スピード輸送ネットワークがそれを可能にします。

 特に、EC事業者は、大消費地により近い場所に在庫を置きたいと考えています。その一方で、在庫拠点が増えれば総在庫量が増え、コストも増加します。しかし、ゲートウェイ間の多頻度幹線輸送を上手に活用すれば、在庫量は変えずにリードタイム短縮やサービスレベルの向上が図れるのです。多頻度幹線輸送によって拠点間の在庫を常に動かすことで、スピーディに在庫を最適化し、余分な在庫を削減します。さらに、お客さまから近い拠点から発送することで、注文からのリードタイム短縮や配送コストの削減が可能になります。
 食品を取り扱うEC事業者のB社は、従来の1拠点の体制から、東西2拠点体制に変更することで、翌日配達エリアを従来の40%から90%に向上し、リードタイム短縮とコスト削減、CS向上の3つを同時に実現しています。
 このモデルは現在、EC事業者を中心に多くのお客さまに好評をいただいています。

  • Before 福岡のみ場合
  • After 福岡と厚木の2拠点の場合

三辺自動梱包機が
生産性10倍アップを実現。

 物流業務のなかで、もっとも人手が掛かるのが梱包作業です。労働力不足と働き方改革が進む中で、機械化・自動化による生産性向上は大きな課題です。

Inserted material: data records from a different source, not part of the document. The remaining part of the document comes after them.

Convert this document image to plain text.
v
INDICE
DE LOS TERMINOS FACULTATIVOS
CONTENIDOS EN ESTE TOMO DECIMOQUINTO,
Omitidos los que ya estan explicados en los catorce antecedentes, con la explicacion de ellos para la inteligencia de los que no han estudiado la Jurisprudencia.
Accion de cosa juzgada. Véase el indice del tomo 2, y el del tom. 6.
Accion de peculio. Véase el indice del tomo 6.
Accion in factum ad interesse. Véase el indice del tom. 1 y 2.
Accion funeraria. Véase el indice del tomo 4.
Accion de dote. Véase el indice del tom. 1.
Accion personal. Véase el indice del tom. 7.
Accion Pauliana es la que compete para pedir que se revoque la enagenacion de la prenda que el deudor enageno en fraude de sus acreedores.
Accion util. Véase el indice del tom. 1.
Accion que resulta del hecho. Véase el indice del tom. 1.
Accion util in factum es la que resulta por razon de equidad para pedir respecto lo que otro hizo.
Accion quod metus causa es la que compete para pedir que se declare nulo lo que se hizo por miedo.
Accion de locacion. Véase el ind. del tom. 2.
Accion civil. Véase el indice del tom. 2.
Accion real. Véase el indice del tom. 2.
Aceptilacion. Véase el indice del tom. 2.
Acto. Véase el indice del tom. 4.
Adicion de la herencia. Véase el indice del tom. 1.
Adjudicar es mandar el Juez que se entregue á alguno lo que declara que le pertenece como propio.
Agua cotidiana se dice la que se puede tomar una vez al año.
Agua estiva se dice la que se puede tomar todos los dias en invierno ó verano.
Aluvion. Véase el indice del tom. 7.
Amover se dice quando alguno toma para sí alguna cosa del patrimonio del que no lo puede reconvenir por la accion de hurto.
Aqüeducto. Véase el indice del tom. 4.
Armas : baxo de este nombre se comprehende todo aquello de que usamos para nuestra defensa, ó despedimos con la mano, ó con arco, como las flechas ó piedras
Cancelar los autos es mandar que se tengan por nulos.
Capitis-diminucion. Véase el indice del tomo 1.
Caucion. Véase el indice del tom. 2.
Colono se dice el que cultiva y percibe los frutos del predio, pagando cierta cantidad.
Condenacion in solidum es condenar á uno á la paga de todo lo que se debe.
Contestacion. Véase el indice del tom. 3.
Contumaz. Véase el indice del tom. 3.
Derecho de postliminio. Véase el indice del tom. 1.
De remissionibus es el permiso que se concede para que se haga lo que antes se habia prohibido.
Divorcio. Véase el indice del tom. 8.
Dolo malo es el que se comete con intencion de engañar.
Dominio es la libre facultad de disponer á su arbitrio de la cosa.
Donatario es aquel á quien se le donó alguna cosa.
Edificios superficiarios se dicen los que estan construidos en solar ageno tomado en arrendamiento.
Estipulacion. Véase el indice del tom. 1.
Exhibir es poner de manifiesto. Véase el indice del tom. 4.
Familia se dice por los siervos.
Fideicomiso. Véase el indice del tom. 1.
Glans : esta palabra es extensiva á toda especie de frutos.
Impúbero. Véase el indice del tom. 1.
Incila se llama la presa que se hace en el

ヤマトグループが導入した三辺自動梱包機は、商品の三辺を自動計測し、最適なサイズの段ボールボックスを自動生成、梱包、送り状貼付までの全工程を自動化し、従来比約10倍の生産性を実現しました。
 導入したEC事業者のC社は、これまで1時間に1人あたり20個程度だった梱包作業を、時間あたり約200個にまで飛躍的に向上させています。
 今後は三辺自動梱包機に限らず、倉庫内での機械化・自動化を進め、より生産性を高め、お客さまにも還元していきたいと考えています。

ヤマトグループのソリューションは、
お客さまの働き方改革にも貢献しています。

 製薬メーカーのD社は、全国の営業拠点にある販促品の在庫数を把握できておらず、余剰在庫が発生していました。また、営業担当者も営業先と事務所を1日に何往復もするなど非効率な状態が続いていました。そこで、私たちが各営業拠点に在庫されている商材や販促品を「見える化」、さらに営業先近くの宅急便センターなどヤマトグループのネットワーク上で商材を受け取れる体制にした結果、在庫量の20〜30%圧縮に加え、営業担当者の移動時間も削減され、生産性が大幅に向上しました。
 お客さまは物流効率化と同時に、営業担当者の生産性向上や働き方改革を進めています。メーカーでは、工場内の生産性向上や作業員のシフト勤務など生産に関わる部門では従来多くの取り組みを進めてきていましたが、営業や保守・メンテナンスなどといった部門での生産性向上や働き方改革はこれからの課題となっています。こうした課題を解決するため、物流を通じた生産性向上を実現するサービスを提供しています。
 また、メンテナンスやアフターサービスなどの回収物流は、ヤマトグループが持つネットワークとスピード輸送の強みが活きる領域です。修理やメンテナンス、洗浄などの付加価値機能を加えたサプライチェーンの改革を通じて、総合的な働き方改革にも寄与していきます。

現状 導入後

“協創”時代の新たな物流プラット
フォームづくりをヤマト
グループがお手伝いします。

 ヤマトグループは、各業界・業種のプラットフォームを作り、拡大していくことで物流課題を解決していきたいと考えています。プラットフォームを構築すれば、スタートアップコストを低廉化し、導入までのスピードも加速できます。すでに、メディカル分野では先行していますが、今後はメーカー系、消費財系の各分野においても構築を加速していきます。
 いま、物流を取り巻く環境は大きく変化しています。労働力不足や少子高齢化が進むなか、個別企業単独での効率化は限界に達しつつあり、“協働”“連携”を通じて共通課題を解決しようという動きが高まっています。
 これまで「機能軸」で展開してきたヤマトグループの体制も、今後は「産業軸」・「顧客軸」に組み替え、アカウントマネジメントを積極的に実践していくことで、さらにお客さまに近い立場から最適なサプライチェーン構築をお手伝いしていきます。